Two laws of physics, collectively called the Weber–Fechner law, quantify this phenomenon of the difference between the actual change in a physical stimulus versus the perceived change. Our cell biology responds to proportion, not absolute quantity, and when we translate that into the human expression of mathematics via logarithms. Indeed, one way to think of a “natural logarithm” is that it is quantifying the mathematical relationship between a natural rate of increase or growth and time itself.
And it is not just about our sense of hearing. Our senses of taste, touch and smell also follow this law. As does our vision, which is the subject of Part Two of this post.
Part Two of this series is now posted.
- Read more about “Ant choices and t+1” here.
- This guitar is left-handed, designed for those of us with some genetic/epigenitic-based mirror-imaged brain functions.

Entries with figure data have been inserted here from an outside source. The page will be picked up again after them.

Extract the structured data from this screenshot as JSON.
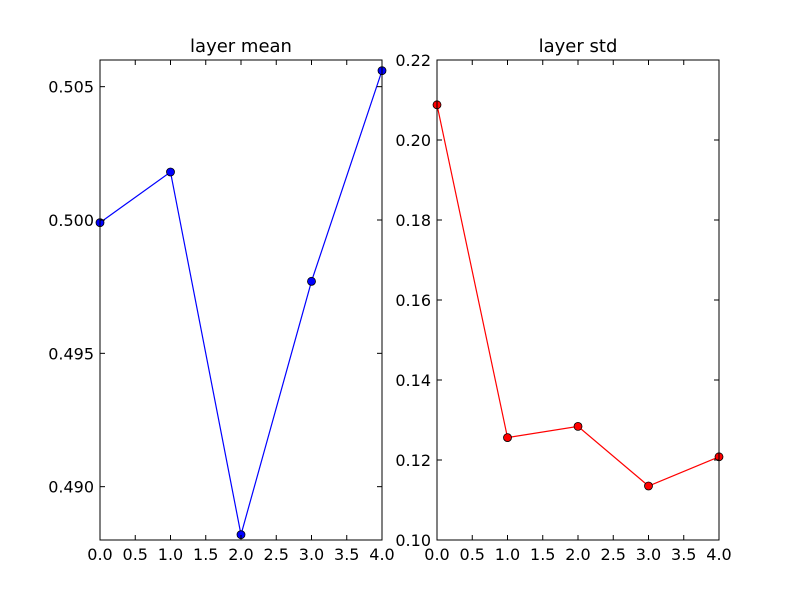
{
  "chart_data": [
    {
      "type": "line",
      "title": "layer mean",
      "xlabel": "",
      "ylabel": "",
      "xlim": [
        0.0,
        4.0
      ],
      "ylim": [
        0.488,
        0.506
      ],
      "x_ticks": [
        "0.0",
        "0.5",
        "1.0",
        "1.5",
        "2.0",
        "2.5",
        "3.0",
        "3.5",
        "4.0"
      ],
      "y_ticks": [
        "0.490",
        "0.495",
        "0.500",
        "0.505"
      ],
      "grid": false,
      "series": [
        {
          "color": "#0000ff",
          "marker": "circle",
          "x": [
            0,
            1,
            2,
            3,
            4
          ],
          "y": [
            0.4999,
            0.5018,
            0.4882,
            0.4977,
            0.5056
          ]
        }
      ]
    },
    {
      "type": "line",
      "title": "layer std",
      "xlabel": "",
      "ylabel": "",
      "xlim": [
        0.0,
        4.0
      ],
      "ylim": [
        0.1,
        0.22
      ],
      "x_ticks": [
        "0.0",
        "0.5",
        "1.0",
        "1.5",
        "2.0",
        "2.5",
        "3.0",
        "3.5",
        "4.0"
      ],
      "y_ticks": [
        "0.10",
        "0.12",
        "0.14",
        "0.16",
        "0.18",
        "0.20",
        "0.22"
      ],
      "grid": false,
      "series": [
        {
          "color": "#ff0000",
          "marker": "circle",
          "x": [
            0,
            1,
            2,
            3,
            4
          ],
          "y": [
            0.2088,
            0.1256,
            0.1284,
            0.1135,
            0.1208
          ]
        }
      ]
    }
  ]
}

- The distances of the notes between the octaves are then theoretically 1/12th fractions of the logarithm value. Fret spacing is set to shorten the distance between the bridge and the fret accordingly, but it is also adjusted for physical factors like string type and height, and the “equal temperament” of our “western” musical scale, which deserves its own topic.
- The next level down, the actual biochemistry of that “logarithmic counting process,” is outside my area of expertise and I will mercifully avoid going down that road. The science of music and the brain was the subject of one of the last books by the great science writer Oliver Sacks: Sacks, Oliver. Musicophilia: Tales of Music and the Brain. Picador, 2012.